On Fr. Michael McGivney, Fr. Den Morrow, and Fr. Philip Tighe.

Fr. Michael McGivney. (Credit: John Tierney/Father McGivney Guild)

The Pandemic of 2020 has been hard on every Catholic. Eucharistic fasting for this length of time may remind us what 20th century heroes of the faith in underground Churches endured, and what 21st century confessors in China and elsewhere endure today; and that is no bad thing. Still, it is very, very hard to be the Catholic Church without being a vibrantly eucharistic Church. That’s true for everyone. The people of the Church should realize that it’s especially true for priests.

Priests who live out their priesthood as the Catholic Church understands that unique vocation – as an icon of the eternal priesthood of Jesus Christ, the Church’s spouse – miss their eucharistic congregations terribly. They have dedicated their lives to nourishing the flock, and to be unable to do so as they did eight months ago is a constant sorrow. Pastors are also bearing heavier financial burdens these days as donations shrink. Then there are the serious challenges involved in keeping parochial schools afloat under today’s public health circumstances. No man entering the seminary after the Long Lent of the 2002 and the sexual abuse crisis could imagine he was embracing an easy life; but no one expected this.

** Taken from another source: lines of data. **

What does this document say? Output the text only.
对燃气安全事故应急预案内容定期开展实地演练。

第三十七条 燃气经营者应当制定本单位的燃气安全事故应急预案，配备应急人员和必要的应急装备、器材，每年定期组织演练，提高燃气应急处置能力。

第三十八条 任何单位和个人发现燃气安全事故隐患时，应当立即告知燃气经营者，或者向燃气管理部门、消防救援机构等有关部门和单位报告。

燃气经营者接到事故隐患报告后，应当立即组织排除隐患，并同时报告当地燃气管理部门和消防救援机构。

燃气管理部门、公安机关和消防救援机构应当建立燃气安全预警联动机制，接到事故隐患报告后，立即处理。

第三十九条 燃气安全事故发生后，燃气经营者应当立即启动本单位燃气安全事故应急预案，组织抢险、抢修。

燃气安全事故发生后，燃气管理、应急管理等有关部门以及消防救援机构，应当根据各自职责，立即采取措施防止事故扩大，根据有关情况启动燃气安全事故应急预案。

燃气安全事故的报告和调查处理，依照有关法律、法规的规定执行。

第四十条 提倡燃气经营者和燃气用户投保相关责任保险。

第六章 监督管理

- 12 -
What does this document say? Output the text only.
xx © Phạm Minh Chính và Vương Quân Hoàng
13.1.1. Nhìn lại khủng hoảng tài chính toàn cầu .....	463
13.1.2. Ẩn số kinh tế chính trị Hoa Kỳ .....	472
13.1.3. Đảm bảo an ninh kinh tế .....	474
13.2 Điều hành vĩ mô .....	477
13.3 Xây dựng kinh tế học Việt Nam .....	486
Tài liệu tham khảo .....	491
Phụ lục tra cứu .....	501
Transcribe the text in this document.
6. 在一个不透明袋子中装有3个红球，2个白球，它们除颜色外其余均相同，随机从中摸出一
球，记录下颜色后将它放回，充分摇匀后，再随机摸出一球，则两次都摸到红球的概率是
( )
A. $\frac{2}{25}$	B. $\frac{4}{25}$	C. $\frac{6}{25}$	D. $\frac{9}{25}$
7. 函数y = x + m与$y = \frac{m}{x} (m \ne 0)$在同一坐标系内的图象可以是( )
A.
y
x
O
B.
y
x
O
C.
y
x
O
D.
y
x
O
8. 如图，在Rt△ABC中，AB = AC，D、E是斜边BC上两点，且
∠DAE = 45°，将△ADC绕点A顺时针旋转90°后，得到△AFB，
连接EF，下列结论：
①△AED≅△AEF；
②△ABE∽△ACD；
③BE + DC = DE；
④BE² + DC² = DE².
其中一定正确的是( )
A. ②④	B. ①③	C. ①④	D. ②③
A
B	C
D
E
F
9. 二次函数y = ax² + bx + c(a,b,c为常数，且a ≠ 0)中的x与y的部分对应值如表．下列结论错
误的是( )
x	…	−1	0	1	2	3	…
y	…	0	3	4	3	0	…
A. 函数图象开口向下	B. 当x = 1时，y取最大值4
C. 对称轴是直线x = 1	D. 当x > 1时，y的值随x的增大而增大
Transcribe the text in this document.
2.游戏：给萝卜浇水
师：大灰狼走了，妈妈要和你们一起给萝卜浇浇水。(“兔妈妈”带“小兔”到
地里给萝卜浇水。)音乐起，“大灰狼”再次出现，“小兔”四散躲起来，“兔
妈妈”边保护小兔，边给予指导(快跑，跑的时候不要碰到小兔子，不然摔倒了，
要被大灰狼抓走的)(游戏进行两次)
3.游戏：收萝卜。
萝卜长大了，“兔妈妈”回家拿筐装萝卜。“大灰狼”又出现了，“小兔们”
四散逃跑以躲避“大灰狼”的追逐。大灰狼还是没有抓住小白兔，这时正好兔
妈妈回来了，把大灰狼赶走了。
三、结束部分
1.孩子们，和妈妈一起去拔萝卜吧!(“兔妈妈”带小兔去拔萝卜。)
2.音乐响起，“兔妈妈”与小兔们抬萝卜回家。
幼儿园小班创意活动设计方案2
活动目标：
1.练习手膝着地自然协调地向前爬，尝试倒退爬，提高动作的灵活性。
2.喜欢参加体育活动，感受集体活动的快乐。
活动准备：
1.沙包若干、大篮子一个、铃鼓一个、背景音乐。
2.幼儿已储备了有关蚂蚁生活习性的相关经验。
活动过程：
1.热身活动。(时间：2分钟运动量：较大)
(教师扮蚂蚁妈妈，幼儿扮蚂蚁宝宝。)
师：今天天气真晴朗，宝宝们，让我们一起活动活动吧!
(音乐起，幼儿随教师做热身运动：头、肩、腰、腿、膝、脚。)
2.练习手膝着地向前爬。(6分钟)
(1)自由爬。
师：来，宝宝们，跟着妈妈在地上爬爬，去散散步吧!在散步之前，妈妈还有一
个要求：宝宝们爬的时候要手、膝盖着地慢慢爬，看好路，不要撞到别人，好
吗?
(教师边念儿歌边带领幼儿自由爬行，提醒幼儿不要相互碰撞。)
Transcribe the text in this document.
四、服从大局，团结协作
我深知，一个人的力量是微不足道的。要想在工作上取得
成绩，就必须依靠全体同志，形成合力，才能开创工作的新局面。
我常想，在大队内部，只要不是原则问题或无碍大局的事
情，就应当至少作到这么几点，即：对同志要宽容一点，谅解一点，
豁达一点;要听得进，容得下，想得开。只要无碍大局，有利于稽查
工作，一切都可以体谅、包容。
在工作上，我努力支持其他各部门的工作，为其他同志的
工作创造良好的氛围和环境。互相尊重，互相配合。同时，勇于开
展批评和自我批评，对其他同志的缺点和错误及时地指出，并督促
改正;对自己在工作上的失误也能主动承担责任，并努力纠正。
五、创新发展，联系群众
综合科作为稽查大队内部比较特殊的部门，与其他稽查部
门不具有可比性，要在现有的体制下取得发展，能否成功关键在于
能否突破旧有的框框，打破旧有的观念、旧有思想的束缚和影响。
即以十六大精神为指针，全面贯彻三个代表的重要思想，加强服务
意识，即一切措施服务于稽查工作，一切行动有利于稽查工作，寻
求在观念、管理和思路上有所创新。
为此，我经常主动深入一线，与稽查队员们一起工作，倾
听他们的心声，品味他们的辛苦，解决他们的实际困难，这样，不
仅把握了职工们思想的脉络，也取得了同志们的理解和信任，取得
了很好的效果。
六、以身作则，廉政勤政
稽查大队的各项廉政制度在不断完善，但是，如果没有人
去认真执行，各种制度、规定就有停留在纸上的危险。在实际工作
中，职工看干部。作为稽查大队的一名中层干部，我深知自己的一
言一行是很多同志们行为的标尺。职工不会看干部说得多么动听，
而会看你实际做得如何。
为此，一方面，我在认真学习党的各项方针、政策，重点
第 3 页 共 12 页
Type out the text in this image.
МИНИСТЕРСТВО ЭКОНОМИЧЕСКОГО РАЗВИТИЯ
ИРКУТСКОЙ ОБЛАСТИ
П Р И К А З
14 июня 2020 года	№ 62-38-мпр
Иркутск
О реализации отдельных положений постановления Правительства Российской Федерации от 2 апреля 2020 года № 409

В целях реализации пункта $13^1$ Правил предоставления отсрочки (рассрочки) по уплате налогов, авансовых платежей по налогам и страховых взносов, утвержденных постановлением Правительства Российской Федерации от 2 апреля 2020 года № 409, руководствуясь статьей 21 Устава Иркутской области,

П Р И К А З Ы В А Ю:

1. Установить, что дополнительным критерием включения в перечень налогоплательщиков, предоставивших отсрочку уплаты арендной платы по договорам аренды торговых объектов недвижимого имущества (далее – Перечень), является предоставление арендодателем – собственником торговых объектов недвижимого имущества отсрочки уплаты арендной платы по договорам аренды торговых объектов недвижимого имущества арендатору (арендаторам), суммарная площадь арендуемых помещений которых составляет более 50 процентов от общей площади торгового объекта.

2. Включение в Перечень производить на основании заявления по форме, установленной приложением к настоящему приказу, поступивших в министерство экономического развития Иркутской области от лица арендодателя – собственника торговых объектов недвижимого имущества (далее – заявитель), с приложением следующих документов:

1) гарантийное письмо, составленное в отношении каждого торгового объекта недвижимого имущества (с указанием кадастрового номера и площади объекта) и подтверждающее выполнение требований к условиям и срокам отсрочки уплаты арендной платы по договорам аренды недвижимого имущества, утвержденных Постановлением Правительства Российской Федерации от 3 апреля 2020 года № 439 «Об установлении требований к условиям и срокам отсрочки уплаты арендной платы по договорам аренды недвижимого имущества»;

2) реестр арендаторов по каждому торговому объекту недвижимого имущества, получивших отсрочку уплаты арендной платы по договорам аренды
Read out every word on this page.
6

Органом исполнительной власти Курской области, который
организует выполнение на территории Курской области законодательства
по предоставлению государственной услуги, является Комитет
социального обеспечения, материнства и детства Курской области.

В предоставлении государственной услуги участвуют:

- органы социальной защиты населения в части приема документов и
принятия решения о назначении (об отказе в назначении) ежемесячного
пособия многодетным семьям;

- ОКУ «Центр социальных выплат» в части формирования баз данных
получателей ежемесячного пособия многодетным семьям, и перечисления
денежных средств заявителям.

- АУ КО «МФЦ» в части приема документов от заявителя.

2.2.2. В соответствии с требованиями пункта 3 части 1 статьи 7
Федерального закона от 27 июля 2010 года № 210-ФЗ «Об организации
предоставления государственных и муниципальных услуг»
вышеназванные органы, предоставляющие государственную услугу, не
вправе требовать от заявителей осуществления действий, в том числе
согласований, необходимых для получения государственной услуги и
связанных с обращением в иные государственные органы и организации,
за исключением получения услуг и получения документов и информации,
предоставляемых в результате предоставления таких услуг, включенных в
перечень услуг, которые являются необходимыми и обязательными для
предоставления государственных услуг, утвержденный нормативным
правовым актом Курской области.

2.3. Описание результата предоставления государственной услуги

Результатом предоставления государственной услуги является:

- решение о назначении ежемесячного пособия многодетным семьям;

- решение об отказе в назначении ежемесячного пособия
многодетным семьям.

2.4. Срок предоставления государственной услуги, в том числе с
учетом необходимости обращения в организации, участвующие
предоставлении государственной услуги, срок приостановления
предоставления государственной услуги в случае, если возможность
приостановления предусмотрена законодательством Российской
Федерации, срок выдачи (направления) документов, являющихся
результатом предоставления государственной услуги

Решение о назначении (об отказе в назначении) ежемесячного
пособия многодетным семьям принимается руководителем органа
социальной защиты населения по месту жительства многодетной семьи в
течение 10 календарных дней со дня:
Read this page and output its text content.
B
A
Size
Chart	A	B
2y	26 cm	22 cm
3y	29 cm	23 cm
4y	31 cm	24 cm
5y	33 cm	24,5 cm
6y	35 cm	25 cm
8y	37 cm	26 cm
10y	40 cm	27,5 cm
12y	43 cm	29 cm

All the more reason, then, to celebrate the October 31 beatification of an exceptional parish priest, Father Michael McGivney, founder of the Knights of Columbus, who died during the pandemic of 1890.

He was born in 1852 to immigrant parents and his brief life coincided with the greatest period of expansion in U.S. Catholic history. That expansion also helped define his heroic ministry – and his genius. America in the late 19th century had nothing remotely resembling the social safety net created since the New Deal. Immigrant and first-generation families who lost their sole wage-earner could find themselves in desperate straits. In collaboration with Catholic lay leaders in New Haven, Connecticut, Father McGivney founded the Knights of Columbus in 1882 and created a new model of Catholic pastoral action: a fraternal organization that would provide for the spiritual and material needs of its members while serving the bereft, the indigent, and those foundering in their new homeland. Catholicism has been one of the great integrators of immigrants in American history, and no small credit for that is due to the Knights.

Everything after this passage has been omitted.